El hacha del campeón cayó de nuevo, partiendo el aire con un alarido de hierro. Yo alcé mi espada torcida, y las chispas estallaron como fuegos artificiales. Mis brazos temblaban, los huesos me retumbaban, pero seguí de pie.
—Arma patética —escupió el campeón.
—Díselo a tu dentista cuando te tumbe los dientes —repliqué, aunque mis rodillas ya flaqueaban.
Volvió a atacar—más rápido esta vez, con la furia de una tormenta. El impacto retumbó en mi cuerpo, hundiéndome en el barro. Los oídos me zumbaban, la visión me bailaba entre llamas y sombras. Aun así, me obligué a levantarme, respirando a bocanadas.
—¿Por qué yo? —jadeé.
—Porque llevas la marca —gruñó, con los ojos fijos en el anillo brillante de mi mano.

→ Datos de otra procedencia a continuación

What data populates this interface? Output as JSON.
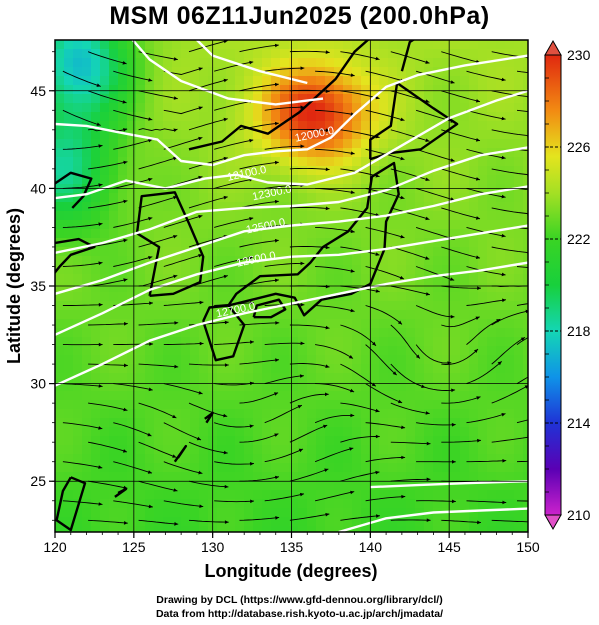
{
  "title": "MSM 06Z11Jun2025 (200.0hPa)",
  "xlabel": "Longitude (degrees)",
  "ylabel": "Latitude  (degrees)",
  "credits": [
    "Drawing by DCL (https://www.gfd-dennou.org/library/dcl/)",
    "Data from http://database.rish.kyoto-u.ac.jp/arch/jmadata/"
  ],
  "chart_data": {
    "type": "heatmap",
    "xlim": [
      120,
      150
    ],
    "ylim": [
      22.4,
      47.6
    ],
    "x_ticks": [
      120,
      125,
      130,
      135,
      140,
      145,
      150
    ],
    "y_ticks": [
      25,
      30,
      35,
      40,
      45
    ],
    "grid": true,
    "colorbar": {
      "min": 210,
      "max": 230,
      "tick_labels": [
        230,
        226,
        222,
        218,
        214,
        210
      ],
      "extend": "both",
      "placement": "right"
    },
    "contours": [
      {
        "label": "12000.0",
        "lon": 136.5,
        "lat": 42.6
      },
      {
        "label": "12100.0",
        "lon": 132.2,
        "lat": 40.6
      },
      {
        "label": "12300.0",
        "lon": 133.8,
        "lat": 39.6
      },
      {
        "label": "12500.0",
        "lon": 133.4,
        "lat": 37.9
      },
      {
        "label": "12600.0",
        "lon": 132.8,
        "lat": 36.2
      },
      {
        "label": "12700.0",
        "lon": 131.5,
        "lat": 33.6
      }
    ],
    "field_features": [
      {
        "kind": "max",
        "lon": 136.5,
        "lat": 43.8,
        "value": 229
      },
      {
        "kind": "min",
        "lon": 121.5,
        "lat": 46.5,
        "value": 216
      },
      {
        "kind": "min",
        "lon": 120.5,
        "lat": 41.0,
        "value": 218
      }
    ]
  },
  "colors": {
    "background": "#ffffff",
    "contour": "#ffffff",
    "streamline": "#000000",
    "coastline": "#000000"
  }
}
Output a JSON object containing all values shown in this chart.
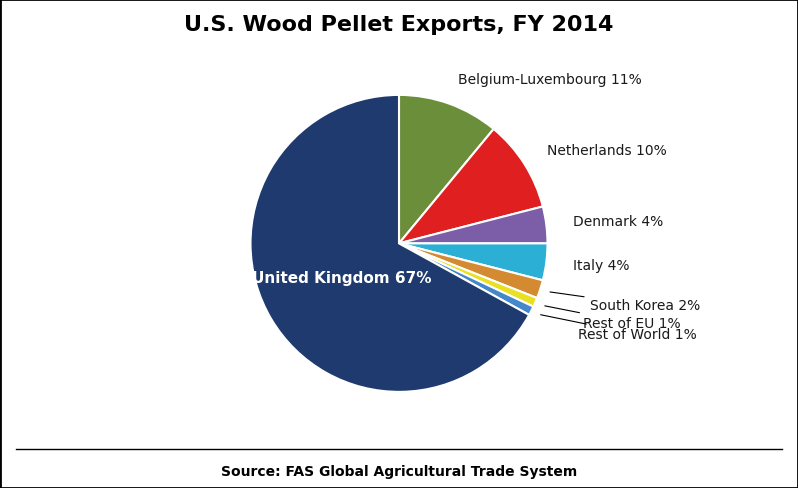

Y, por supuesto, el anillo eligió ese momento para hablar:
—Por fin alguien me reconoce.
—¡No ayudas! —ladré, agachándome justo a tiempo para evitar un tajo horizontal que me habría separado la cabeza del cuerpo.
A nuestro alrededor, el campo de batalla se ralentizó. Saqueadores y aldeanos por igual se detuvieron a mirar el duelo: mi espada torcida contra su monstruoso hacha, un idiota desesperado contra una pesadilla hecha carne.
Él golpeó. Yo bloqueé. El acero chilló. Las chispas iluminaron el humo. El suelo se resquebrajó bajo nuestras botas, como si la misma tierra se encogiera ante nuestro choque. Cada latido era tiempo robado. Cada respiro sabía a ceniza.
Y entonces, un resbalón. Mi espada se enganchó en el asta de su hacha, lo bastante para torcerle el equilibrio. Rugí, lanzando mi hoja hacia adelante. Rasgó su armadura, mordiéndole profundo en el costado. La sangre salpicó, oscura contra las llamas.
Él se tambaleó, apretándose la herida. Sus ojos rojos ardían aún más, no menos.
—Esto no ha terminado —gruñó. Con un giro brutal, abrió paso entre sus propios hombres y se desvaneció entre el humo.
La batalla se quebró con él. Los saqueadores vacilaron, y luego huyeron hacia la noche, dejando tras de sí casas ardiendo y cuerpos rotos.
Caí de rodillas, con la espada hundida en el barro, el pecho resollando como un fuelle. Las manos me temblaban, todo el cuerpo me dolía, pero seguía vivo. Apenas.
El anillo zumbó suavemente.
—Felicidades. Has sobrevivido a una pelea de jefe que no tenías derecho a ganar.
—¿Pelea de jefe? —gemí—. ¿Qué sigue? ¿Botín?
—¿Quieres que brille un poco más fuerte?
Solté una risa amarga y rota:
—Si puedes brillar lo suficiente para reconstruir mi aldea, adelante.
Pero en el fondo lo sabía. El campeón no había venido por pillaje. Había venido por la reliquia. Y la próxima vez... no huiría.